When you have a child, one of the popular phrases is “skin to skin contact.” Basically, as much as possible you’re supposed to hold your new baby so that he’s actually touching your skin. This goes along with the holding, cuddling, cheek-pinching and snuggling that happens pretty much by instinct. (Think not? Watch a group of kids around a baby, even if they haven’t been exposed to babies before– even pre-verbal kids will want to pat the baby or “snuggle” their head on the baby’s belly, usually with excessive force, but that’s neither here nor there.) Fathers are encouraged to take off their shirts, lay down and have the baby lay on their chest in a diaper to help with bonding.
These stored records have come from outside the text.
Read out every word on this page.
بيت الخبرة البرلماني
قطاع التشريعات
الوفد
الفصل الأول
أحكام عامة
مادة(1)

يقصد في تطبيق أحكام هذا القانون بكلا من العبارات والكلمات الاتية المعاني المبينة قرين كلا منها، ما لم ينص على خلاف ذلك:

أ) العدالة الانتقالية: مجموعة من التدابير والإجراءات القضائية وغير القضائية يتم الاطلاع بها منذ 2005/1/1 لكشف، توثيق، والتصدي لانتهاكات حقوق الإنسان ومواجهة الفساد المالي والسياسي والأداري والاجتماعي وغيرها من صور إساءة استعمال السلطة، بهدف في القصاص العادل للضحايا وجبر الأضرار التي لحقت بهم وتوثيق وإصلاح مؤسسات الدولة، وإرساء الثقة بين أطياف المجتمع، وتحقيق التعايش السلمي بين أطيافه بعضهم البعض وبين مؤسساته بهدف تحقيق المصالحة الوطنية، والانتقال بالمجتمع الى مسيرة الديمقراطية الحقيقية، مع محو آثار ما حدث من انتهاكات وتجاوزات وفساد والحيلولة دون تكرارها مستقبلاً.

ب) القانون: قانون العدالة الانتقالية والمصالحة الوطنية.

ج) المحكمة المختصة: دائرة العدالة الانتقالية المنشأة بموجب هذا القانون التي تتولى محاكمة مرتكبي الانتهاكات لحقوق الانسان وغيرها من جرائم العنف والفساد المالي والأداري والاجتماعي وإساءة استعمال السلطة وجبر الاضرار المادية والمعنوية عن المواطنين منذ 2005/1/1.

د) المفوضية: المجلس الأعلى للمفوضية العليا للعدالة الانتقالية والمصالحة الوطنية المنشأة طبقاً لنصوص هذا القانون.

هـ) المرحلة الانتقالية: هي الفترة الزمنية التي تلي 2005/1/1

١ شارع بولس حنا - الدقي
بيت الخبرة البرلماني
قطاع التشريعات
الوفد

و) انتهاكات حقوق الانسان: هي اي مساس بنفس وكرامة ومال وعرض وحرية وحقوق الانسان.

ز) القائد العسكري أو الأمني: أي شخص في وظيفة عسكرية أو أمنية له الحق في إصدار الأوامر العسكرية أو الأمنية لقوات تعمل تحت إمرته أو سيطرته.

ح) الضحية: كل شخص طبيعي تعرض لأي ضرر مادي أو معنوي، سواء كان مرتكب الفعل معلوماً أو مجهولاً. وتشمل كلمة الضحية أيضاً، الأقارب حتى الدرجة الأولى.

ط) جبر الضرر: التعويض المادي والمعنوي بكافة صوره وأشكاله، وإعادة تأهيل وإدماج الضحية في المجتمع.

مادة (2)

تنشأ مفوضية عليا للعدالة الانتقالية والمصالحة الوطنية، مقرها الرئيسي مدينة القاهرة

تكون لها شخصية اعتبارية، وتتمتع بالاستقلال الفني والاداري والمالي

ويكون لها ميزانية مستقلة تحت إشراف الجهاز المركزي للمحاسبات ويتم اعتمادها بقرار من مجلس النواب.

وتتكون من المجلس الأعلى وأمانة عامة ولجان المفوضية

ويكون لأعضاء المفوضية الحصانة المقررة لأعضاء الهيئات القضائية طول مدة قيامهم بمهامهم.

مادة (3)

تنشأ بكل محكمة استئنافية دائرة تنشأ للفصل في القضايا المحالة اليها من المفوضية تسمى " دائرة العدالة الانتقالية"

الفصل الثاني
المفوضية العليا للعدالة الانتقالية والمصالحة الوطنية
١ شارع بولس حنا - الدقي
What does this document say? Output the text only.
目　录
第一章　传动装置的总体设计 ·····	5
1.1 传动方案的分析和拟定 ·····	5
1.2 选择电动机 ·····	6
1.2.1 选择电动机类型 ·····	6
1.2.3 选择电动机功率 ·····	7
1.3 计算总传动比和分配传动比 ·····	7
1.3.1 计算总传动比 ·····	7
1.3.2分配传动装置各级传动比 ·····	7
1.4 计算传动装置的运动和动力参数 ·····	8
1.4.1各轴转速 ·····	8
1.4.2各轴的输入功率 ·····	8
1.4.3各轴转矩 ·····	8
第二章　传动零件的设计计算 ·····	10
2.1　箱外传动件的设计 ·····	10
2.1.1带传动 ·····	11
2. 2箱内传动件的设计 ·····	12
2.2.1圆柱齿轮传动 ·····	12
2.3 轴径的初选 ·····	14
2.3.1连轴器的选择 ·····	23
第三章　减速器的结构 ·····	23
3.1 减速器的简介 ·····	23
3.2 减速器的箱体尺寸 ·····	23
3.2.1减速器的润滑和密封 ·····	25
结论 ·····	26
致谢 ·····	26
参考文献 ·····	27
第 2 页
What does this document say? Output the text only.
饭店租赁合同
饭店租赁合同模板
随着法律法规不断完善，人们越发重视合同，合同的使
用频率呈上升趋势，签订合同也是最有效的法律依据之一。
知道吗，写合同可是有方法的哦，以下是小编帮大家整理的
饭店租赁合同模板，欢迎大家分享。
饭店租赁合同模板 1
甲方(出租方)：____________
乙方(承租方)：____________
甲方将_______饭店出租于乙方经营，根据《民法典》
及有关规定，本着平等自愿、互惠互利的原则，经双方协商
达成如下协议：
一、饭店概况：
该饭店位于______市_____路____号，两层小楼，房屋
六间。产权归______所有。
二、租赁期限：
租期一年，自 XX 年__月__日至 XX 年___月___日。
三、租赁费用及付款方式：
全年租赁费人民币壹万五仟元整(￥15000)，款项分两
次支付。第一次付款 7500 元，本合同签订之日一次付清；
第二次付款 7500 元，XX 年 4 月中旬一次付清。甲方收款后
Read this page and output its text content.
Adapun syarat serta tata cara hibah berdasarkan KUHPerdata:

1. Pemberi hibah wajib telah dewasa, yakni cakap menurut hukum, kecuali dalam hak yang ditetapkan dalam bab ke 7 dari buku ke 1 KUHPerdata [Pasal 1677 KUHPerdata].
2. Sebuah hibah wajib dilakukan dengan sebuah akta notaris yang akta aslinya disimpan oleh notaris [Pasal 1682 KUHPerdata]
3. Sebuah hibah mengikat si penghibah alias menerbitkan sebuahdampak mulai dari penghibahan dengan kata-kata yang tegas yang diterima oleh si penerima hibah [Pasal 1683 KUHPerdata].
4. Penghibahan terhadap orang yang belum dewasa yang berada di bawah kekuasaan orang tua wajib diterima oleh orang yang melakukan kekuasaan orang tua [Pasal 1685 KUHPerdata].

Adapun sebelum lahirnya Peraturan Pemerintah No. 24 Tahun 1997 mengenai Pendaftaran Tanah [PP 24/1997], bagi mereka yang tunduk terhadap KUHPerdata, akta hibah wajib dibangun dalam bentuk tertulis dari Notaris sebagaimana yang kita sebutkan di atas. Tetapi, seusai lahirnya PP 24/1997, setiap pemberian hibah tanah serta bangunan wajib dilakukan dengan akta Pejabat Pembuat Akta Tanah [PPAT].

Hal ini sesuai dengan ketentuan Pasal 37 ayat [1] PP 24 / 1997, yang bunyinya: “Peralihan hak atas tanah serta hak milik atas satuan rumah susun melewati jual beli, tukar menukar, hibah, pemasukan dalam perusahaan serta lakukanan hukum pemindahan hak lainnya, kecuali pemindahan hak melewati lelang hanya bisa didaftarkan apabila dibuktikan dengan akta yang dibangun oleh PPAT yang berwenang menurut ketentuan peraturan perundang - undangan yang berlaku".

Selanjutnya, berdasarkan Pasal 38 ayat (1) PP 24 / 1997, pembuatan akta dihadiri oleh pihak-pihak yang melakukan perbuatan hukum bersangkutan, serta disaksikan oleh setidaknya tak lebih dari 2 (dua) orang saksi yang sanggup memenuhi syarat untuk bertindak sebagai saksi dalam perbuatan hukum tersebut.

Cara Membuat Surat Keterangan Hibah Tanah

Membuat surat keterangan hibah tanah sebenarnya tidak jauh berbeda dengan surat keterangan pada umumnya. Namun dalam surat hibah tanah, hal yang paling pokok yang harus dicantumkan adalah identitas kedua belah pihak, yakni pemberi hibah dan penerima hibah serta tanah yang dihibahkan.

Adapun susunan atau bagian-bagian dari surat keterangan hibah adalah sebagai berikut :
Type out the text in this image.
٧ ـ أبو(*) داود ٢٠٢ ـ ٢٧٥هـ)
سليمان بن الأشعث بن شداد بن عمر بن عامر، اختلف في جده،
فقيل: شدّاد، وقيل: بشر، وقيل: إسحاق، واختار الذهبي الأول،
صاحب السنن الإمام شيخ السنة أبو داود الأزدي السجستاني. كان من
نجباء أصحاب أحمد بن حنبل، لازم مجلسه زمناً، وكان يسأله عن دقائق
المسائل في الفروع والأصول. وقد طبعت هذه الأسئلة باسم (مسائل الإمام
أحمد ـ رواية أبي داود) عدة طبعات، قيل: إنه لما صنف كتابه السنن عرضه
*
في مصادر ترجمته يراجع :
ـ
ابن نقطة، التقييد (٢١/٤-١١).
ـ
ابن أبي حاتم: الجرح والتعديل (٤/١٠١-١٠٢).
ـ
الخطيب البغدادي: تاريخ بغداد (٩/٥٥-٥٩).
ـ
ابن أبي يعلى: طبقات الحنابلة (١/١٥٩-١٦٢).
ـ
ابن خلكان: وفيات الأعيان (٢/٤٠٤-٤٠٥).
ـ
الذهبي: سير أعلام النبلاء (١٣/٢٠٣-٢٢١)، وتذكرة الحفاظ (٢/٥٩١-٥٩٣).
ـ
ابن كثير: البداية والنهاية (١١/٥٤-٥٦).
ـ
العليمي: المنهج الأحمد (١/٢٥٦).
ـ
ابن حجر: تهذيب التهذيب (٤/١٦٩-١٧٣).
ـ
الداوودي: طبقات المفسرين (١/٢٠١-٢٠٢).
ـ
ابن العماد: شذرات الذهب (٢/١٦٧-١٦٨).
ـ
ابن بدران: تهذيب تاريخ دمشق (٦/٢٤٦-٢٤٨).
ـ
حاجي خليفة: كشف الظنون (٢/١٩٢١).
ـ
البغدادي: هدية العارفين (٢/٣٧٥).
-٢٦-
At the other end of the spectrum, the least touchy-feely folks I can think of are businessmen. Those I know tend towards either agriculture or military, but they are similar to those technology businessmen I know in that they are not prone to casual contact with those they deal with. A handshake means a personal assurance. They may not all offer it, but when they do, they don’t offer it lightly.
Touch is incredibly important, usually more for young than old, usually more for female than male, usually more for ill than those at the peak of health, but “more” doesn’t mean “only” or it shouldn’t.
People have a basic need for physical contact of one sort or another.
I think that’s part of our current problem.
I don’t know why, I don’t know when it started, but at some point the culture started to reduce physical contact to sexual contact in all but the most basic of cases. I’ve even heard of parents that feel “strange” changing the diaper of their opposite sex child. I know girls who have decided they’re “really” lesbians because they like hugging girls. Or bisexual, because they like hugs from anybody.
Being a woman, most of my examples are from females– one of the saddest refrains I’ve picked up on is “it’s better than being alone.” Girls drink themselves silly so they can stand to go “home” with whatever guy is willing, because it’s better than being alone. Sticking with guys who use them, because it’s better than being alone. They’re looking for love, but only get sex. Still, it’s powerful enough that they keep searching.
I have far fewer confidants who are male, but their stories are somewhat similar– they put up with obvious abuse from women they don’t even especially like, because they get contact out of it. Sometimes it’s sex, but sometimes it’s just someone to be with.
I’ve got theories, of course. Some of them I got from others, some I came up with myself. Is it because families are so much smaller? Because we’re more scattered, few children living near their parents or siblings as adults? More broken families? Larger communities, so there are more victimized children, meaning a higher alertness to the risk, making casual human contact less acceptable?
I don’t know.
I just know that the human touch was important enough that Jesus became one of us, and that at a time when we really need to be turning to God, the human touch is being reduced to only one aspect– a very important one, but that reduction also damages sexual contact by removing it from its rightful place.
I don’t have a solution, but maybe this is part of it: be aware, please, of the human need for contact.